The bigger they are …
One of the state’s largest law firms, LeClairRyan dissolved in 2019
After 31 years in business, LeClairRyan, the state’s fifth-largest law firm, announced in August 2019 that it would be shutting down. It filed for bankruptcy in September and entered liquidation proceedings a month later. The firm had faced financial and legal struggles, as well as the exodus of many of its associates and shareholders.
Just a month before the firm’s wind-down announcement, LeClairRyan co-founder, former CEO and name partner Gary LeClair left the firm with partners David Lay and Andrew White. All three joined Williams Mullen, the commonwealth’s third-largest law firm.

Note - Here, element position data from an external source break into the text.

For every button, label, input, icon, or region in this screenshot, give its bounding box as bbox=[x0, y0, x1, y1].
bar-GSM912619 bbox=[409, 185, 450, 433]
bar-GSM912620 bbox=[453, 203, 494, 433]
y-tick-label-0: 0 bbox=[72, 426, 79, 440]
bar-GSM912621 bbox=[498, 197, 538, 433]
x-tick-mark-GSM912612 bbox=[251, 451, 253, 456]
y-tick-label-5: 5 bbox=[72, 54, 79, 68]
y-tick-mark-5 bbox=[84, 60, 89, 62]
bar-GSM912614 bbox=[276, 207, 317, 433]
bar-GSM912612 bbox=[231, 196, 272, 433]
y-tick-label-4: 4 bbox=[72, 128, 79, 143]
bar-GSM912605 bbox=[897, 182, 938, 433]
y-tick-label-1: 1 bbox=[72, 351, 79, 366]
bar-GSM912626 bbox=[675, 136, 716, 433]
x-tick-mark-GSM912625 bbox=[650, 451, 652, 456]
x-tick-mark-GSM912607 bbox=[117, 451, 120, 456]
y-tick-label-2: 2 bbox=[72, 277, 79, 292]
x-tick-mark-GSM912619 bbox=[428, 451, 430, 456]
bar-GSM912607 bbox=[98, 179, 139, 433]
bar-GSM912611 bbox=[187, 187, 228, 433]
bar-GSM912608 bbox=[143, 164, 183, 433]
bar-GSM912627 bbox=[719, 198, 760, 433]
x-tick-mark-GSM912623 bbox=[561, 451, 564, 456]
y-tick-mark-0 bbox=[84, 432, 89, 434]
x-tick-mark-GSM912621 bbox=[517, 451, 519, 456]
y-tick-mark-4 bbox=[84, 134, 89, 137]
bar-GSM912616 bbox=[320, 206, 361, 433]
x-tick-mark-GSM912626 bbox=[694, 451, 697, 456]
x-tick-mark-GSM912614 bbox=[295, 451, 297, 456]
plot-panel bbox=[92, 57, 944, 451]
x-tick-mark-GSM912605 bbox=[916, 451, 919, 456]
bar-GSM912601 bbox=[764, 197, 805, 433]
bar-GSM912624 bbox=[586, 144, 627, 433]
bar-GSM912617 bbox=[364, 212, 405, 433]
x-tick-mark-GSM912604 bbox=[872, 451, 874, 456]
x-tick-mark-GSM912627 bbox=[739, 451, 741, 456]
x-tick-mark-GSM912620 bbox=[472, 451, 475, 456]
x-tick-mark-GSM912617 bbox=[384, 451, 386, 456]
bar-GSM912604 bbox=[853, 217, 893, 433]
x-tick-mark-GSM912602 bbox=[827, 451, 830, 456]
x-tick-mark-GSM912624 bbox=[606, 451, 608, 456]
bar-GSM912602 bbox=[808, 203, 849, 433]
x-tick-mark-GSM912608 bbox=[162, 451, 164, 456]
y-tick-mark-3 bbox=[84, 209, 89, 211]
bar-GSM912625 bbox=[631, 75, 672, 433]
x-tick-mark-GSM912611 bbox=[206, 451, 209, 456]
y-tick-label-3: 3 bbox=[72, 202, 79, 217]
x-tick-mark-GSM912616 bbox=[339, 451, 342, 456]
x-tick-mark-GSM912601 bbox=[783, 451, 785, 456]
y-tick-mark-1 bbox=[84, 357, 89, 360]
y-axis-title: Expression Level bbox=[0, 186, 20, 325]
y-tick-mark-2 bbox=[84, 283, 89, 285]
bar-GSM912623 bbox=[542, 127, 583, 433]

“After growing into a large national law firm, LeClairRyan experienced declines in gross revenues and profitability in recent years. Those declines led to the departure of numerous attorneys, and those departures accelerated in 2019,” wrote Lori Thompson, chair of the firm’s dissolution committee, in a bankruptcy declaration. “Despite best efforts, LeClairRyan could not stop the wave of attorney departures.”
Starting in 2006, LeClairRyan embarked on a rapid expansion. By its peak, the firm employed about 385 attorneys working in 25 offices throughout the country.
According to reports in the ABA Journal, the American Bar Association’s trade publication, LeClairRyan’s growth was predicated on the hope that U.S. regulations would change, allowing LeClairRyan to become the first publicly traded law firm in the nation.
However, the firm evidently became overextended, with LeClair telling Forbes in 2015 that the firm’s “biggest challenge is our lack of capital.”
From 2015 to 2018, LeClairRyan’s gross revenues declined from $163 million to $122.5 million.
In an attempt to shore up the losses, the firm began early promotions of some associates to shareholder, which required a $100,000 buy-in, according to the ABA Journal, and LeClairRyan also required some partners to purchase preferred stock in the firm.
In 2016, LeClairRyan agreed to pay a $20.375 million settlement to the bankruptcy estate of Health Diagnostic Laboratory (HDL) in a dispute over legal services the firm provided to HDL.
LeClairRyan struck a deal in 2018 to outsource about 300 of its support workers through a partnership with enterprise legal services provider UnitedLex. The workers were intended to perform back-office support tasks for LeClairRyan and other law firms, with LeClairRyan holding a 1% stake in the venture. At the time of the firm’s failure, LeClairRyan still owed UnitedLex more than $8 million related to the venture.
LeClairRyan also faced a $1 million judgment in a federal gender discrimination lawsuit filed by a firm shareholder who alleged that the firm was paying her less than male shareholders, despite the fact that she was working more billable hours. In filings related to the case, LeClairRyan stated that it had decreased compensation for several shareholders due to the fact that the firm missed its budget from 2011 through 2014.
In its bankruptcy filing, LeClairRyan estimated that it had assets and liabilities ranging from $10 million to $50 million and that it owed money to between 200 and 999 creditors. Several claims were filed following the bankruptcy filing, including a $28 million claim from Virginia hotel operator Petersburg Regency LLC regarding LeClairRyan’s representation of the hotel in an insurance dispute.